Nobel Intent, at Ars Technica’s science-centric journal, summarizes the findings:
DNA sequence analysis has now joined the argument and comes down strongly in favor of the living fossil contention. Not only is the rock rat like nothing we’ve ever seen before, it’s not much like anything we’ve ever sequenced before.
The authors of the new report sequenced a small set of genes (six genes totaling 5.5 kilobases) in species from every major group of rodents.
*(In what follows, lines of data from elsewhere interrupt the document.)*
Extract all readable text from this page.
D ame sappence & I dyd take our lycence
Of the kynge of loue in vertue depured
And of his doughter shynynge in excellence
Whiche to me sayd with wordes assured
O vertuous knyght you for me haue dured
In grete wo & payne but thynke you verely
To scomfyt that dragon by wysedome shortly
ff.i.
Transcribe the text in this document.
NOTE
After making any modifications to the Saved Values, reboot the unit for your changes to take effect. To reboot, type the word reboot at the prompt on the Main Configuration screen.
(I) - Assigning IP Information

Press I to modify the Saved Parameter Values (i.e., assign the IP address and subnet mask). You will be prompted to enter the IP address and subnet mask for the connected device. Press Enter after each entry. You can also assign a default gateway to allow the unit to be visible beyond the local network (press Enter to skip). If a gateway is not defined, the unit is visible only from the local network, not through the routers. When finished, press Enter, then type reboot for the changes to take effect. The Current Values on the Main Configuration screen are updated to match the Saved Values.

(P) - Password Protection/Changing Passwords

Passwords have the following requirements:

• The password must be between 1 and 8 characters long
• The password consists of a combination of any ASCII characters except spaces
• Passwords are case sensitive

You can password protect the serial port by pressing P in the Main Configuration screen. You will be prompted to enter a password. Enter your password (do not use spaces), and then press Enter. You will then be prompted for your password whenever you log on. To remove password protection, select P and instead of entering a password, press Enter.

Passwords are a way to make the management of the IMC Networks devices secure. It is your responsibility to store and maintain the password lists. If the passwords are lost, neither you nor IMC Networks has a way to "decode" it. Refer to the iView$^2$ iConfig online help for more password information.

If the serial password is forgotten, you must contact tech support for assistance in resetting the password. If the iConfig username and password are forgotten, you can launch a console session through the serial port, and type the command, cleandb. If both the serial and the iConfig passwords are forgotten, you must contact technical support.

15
They also examined a number of repetitive sequence elements from the same groups. The data suggested that the rock rat split from the rest of rodents about 44 million years ago. For context, all existing primates derive from a speciation event about 50 million years ago.
Given this sequence data, it appears that Laonastes is the only living member of an entire family of mammals, the otherwise extinct Diatomyidae.John Timmer
Cute, humm? I do not, however, think they will replace hamsters as a “favorite pet.”
Photographs courtesy Florida State University.